8/10
You're Crazy Not to Go Wild If You're Theodora
3 November 2011
Irene Dunne plays Theodora Lynn, a proper New England girl. She also happens to go by the name of Caroline Adams. Secluded all her life with her two prudish aunts and the other puritans of the "highly regarded" Lynn Literary Circle, she sublimates her revolt as the secret author of a tantalizing best-selling novel. This is her sublimation of revolt. The movie illustrates the makeover of an allegedly homely and introverted girl into the most wild and high-spirited lady. And it marks a difference between wild and silly, as Uncle John says, "A Lynn may go wild, but never silly." See title for more info on how Theodora goes.

She lives in Lynnfield, named after the Lynn family, whose only legacy are Theodora and her two aunts, Elsie and Mary. "The two oracles," says Thomas Mitchell, editor of The Lynnfield Bugle, the "pulse" of the town. It's an enticing note for the movie to start on, a brassy Thomas Mitchell carving out the lovable, spirited personality he'd bring to Stagecoach, fending off puritanical spinsters protesting that the titillating novel he's featuring is not fit to print. Indeed, the members are single-minded not to allow "sexy trash like this come right into our homes and corrupt the morals of our youth." When Mitchell gets to have a word, he blames the community for denying social progress. But the group deems it their obligation to keep Lynnfield the one pure, God-fearing place left in the world.

We chuckle knowingly when the action then cuts to New York, where a publisher reads an irate wire from Lynnfield. Theodora is so frantic she thinks Caroline Adams is depraved. Was he raised in a small town by two maiden aunts? Has he lectured Sunday School or played church organ for years? Categorically not. Undaunted, he knows that nobody dumps an audience this big, a career this sensational, due to scruples. That's the reality, one curtailed by Hollywood soon after. But the censors were new and hadn't yet learned to keep its right up, so here we have a forgotten early-sound keepsake of silver-screen censure of moral censorship, frivolous and wacky, but by god not silly.

It's this uncensored rebellious energy that I think lends itself to a creative stylishness rare to early American cinema. Short-lived Russian immigrant director Richard Boleslawski brings a particularly effective and stylishly economical editing and visual direction to this appropriately fast-paced early rom-com. Like all the "early rom-coms," its time played a big role in not just its plot but its attitudes, which on the one hand make Theodora Goes Wild refreshingly irreverent but on the other still outmoded in certain varying personal ways. Theodora meets her dapper illustrator, in the form of Melvyn Douglas. Here's a persona who bursts into the movie mugging, blustering and making a domineering nuisance of himself. Theodora opposes his idea of a writer who ought to live life, and so he enlists himself to liberate her. And yet judging this behavior as extraordinarily narcissistic, overbearing and cocky against the alpha male fantasy in romantic comedies of the era would be judging one against a homogeneous crowd.

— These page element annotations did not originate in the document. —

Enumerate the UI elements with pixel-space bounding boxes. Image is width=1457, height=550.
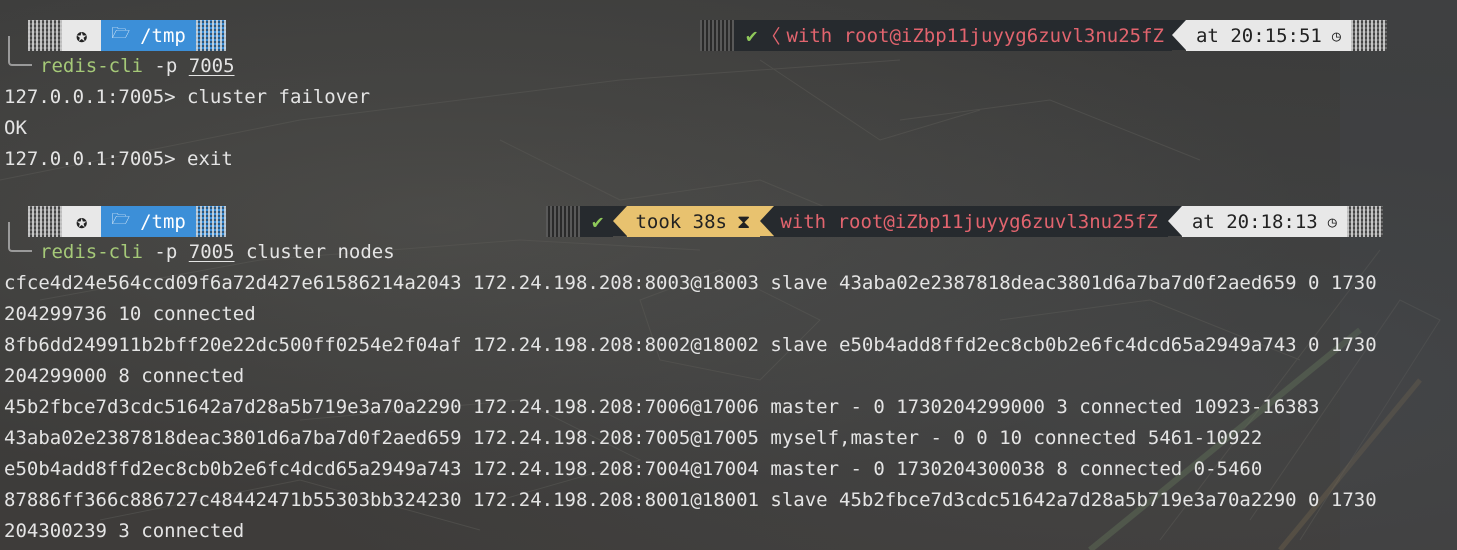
current-directory: /tmp [140, 24, 186, 47]
os-segment: ✪ [62, 206, 102, 237]
command-args: cluster nodes [234, 241, 395, 263]
status-segment: ✔ [580, 206, 614, 237]
os-segment: ✪ [62, 20, 102, 51]
checkmark-icon: ✔ [746, 24, 758, 47]
prompt-dither-end [195, 206, 226, 237]
command-line-2: redis-cli -p 7005 cluster nodes [40, 237, 395, 268]
command-port: 7005 [188, 241, 235, 263]
time-segment: at 20:15:51 ◷ [1185, 20, 1351, 51]
current-directory: /tmp [140, 210, 186, 233]
at-label: at [1191, 210, 1215, 233]
session-line: OK [4, 113, 27, 144]
took-segment: took 38s ⧗ [627, 206, 761, 237]
gear-icon: ✪ [76, 210, 88, 233]
segment-divider: 〈 [761, 26, 781, 48]
redis-output: OK [4, 117, 27, 139]
prompt-left-segment-1: ✪ 🗁 /tmp [28, 20, 226, 51]
output-line: 43aba02e2387818deac3801d6a7ba7d0f2aed659… [4, 427, 1263, 449]
took-label: took [635, 210, 682, 233]
session-line: 127.0.0.1:7005> exit [4, 144, 233, 175]
at-label: at [1195, 24, 1219, 47]
output-line: cfce4d24e564ccd09f6a72d427e61586214a2043… [4, 272, 1377, 294]
dir-segment: 🗁 /tmp [101, 206, 196, 237]
status-segment: ✔ 〈 with root@iZbp11juyyg6zuvl3nu25fZ [734, 20, 1172, 51]
user-host: root@iZbp11juyyg6zuvl3nu25fZ [837, 210, 1158, 233]
segment-arrow [613, 206, 628, 236]
with-label: with [780, 210, 827, 233]
command-flag: -p [154, 55, 178, 77]
output-line: 204300239 3 connected [4, 520, 245, 542]
folder-icon: 🗁 [111, 210, 131, 228]
hourglass-icon: ⧗ [737, 210, 751, 233]
dir-segment: 🗁 /tmp [101, 20, 196, 51]
user-segment: with root@iZbp11juyyg6zuvl3nu25fZ [774, 206, 1168, 237]
prompt-right-segment-2: ✔ took 38s ⧗ with root@iZbp11juyyg6zuvl3… [546, 206, 1383, 237]
took-duration: 38s [692, 210, 727, 233]
prompt-tree-connector [8, 36, 32, 66]
with-label: with [786, 24, 833, 47]
command-program: redis-cli [40, 241, 143, 263]
gear-icon: ✪ [76, 24, 88, 47]
command-line-1: redis-cli -p 7005 [40, 51, 235, 82]
prompt-time: 20:18:13 [1226, 210, 1318, 233]
prompt-dither-right-end [1350, 20, 1387, 51]
prompt-dither-right-end [1346, 206, 1383, 237]
clock-icon: ◷ [1327, 212, 1337, 231]
folder-icon: 🗁 [111, 24, 131, 42]
redis-prompt: 127.0.0.1:7005> [4, 86, 176, 108]
redis-prompt: 127.0.0.1:7005> [4, 148, 176, 170]
output-line: e50b4add8ffd2ec8cb0b2e6fc4dcd65a2949a743… [4, 458, 1263, 480]
output-line: 8fb6dd249911b2bff20e22dc500ff0254e2f04af… [4, 334, 1377, 356]
clock-icon: ◷ [1331, 26, 1341, 45]
output-line: 204299736 10 connected [4, 303, 256, 325]
output-line: 204299000 8 connected [4, 365, 245, 387]
prompt-dither-right-start [546, 206, 580, 237]
segment-arrow [760, 206, 775, 236]
time-segment: at 20:18:13 ◷ [1181, 206, 1347, 237]
prompt-right-segment-1: ✔ 〈 with root@iZbp11juyyg6zuvl3nu25fZ at… [700, 20, 1387, 51]
user-host: root@iZbp11juyyg6zuvl3nu25fZ [843, 24, 1164, 47]
prompt-dither-right-start [700, 20, 734, 51]
prompt-time: 20:15:51 [1230, 24, 1322, 47]
prompt-tree-connector [8, 222, 32, 252]
checkmark-icon: ✔ [592, 210, 604, 233]
redis-input: cluster failover [175, 86, 371, 108]
session-line: 127.0.0.1:7005> cluster failover [4, 82, 370, 113]
output-line: 87886ff366c886727c48442471b55303bb324230… [4, 489, 1377, 511]
segment-arrow [1167, 206, 1182, 236]
prompt-dither [28, 206, 62, 237]
redis-input: exit [175, 148, 233, 170]
command-flag: -p [154, 241, 178, 263]
prompt-dither-end [195, 20, 226, 51]
output-line: 45b2fbce7d3cdc51642a7d28a5b719e3a70a2290… [4, 396, 1320, 418]
segment-arrow [1171, 20, 1186, 50]
prompt-dither [28, 20, 62, 51]
command-port: 7005 [188, 55, 235, 77]
command-program: redis-cli [40, 55, 143, 77]
prompt-left-segment-2: ✪ 🗁 /tmp [28, 206, 226, 237]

Women were to be rescued, shown the way, wisened up to the real world. And consistent with that role, Theodora is finally inspired by this dashing leader-of-the-pack type to run amok, even exceeding him in mischief and cheek. She now exhibits what he's urged on her so winningly. She relates with dignity how she told the town off: It's a free country, she's an adult and phooey to anyone who judges her for what she does. Indeed, Theodora woos infamy, summoning one outrage after another. But, to her disappointment, beneath his supposedly freethinking facade, Michael is as soft and repressed as she was. Michael is ensnared in a hateful marriage on behalf of his father's political livelihood, and Theodora guarantees to return his favor with a taste of his own juice. Usurping into Michael's apartment, she dresses in feathers and gives shocking interviews to the tabloids. They rotate. Now it's Theodora's task to free him from his bourgeois sense of decorum.

Regardless, all that good stuff is just decoration. Actually, it's foundation, but there is a definite, sublime enchantment in its star, Irene Dunne. She played more kinds of roles in more kinds of movies than most of her female peers, and yet is arguably more natural, spontaneous and memorable than any of them. In fact, Theodora Goes Wild is her first comedy. She walks right into it, fully and effortlessly possessed of herself and manages to both be better than all of her female comedy contemporaries and completely different from all of them as well. I'll even go as far as to say that the movies owe more to Dunne than Claudette Colbert, Carole Lombard and Myrna Loy put together. Her Theodora became the forerunner of copious romantic comedies like The Awful Truth and Ninotchka, all anchored in similar principles: the enchanting transformation of their female protagonists. The Awful Truth made a star out of Cary Grant. And in his later co-stars, were looking for Dunne-like qualities. This is her show, and like it always is in such cases, absolutely no one else could've compared.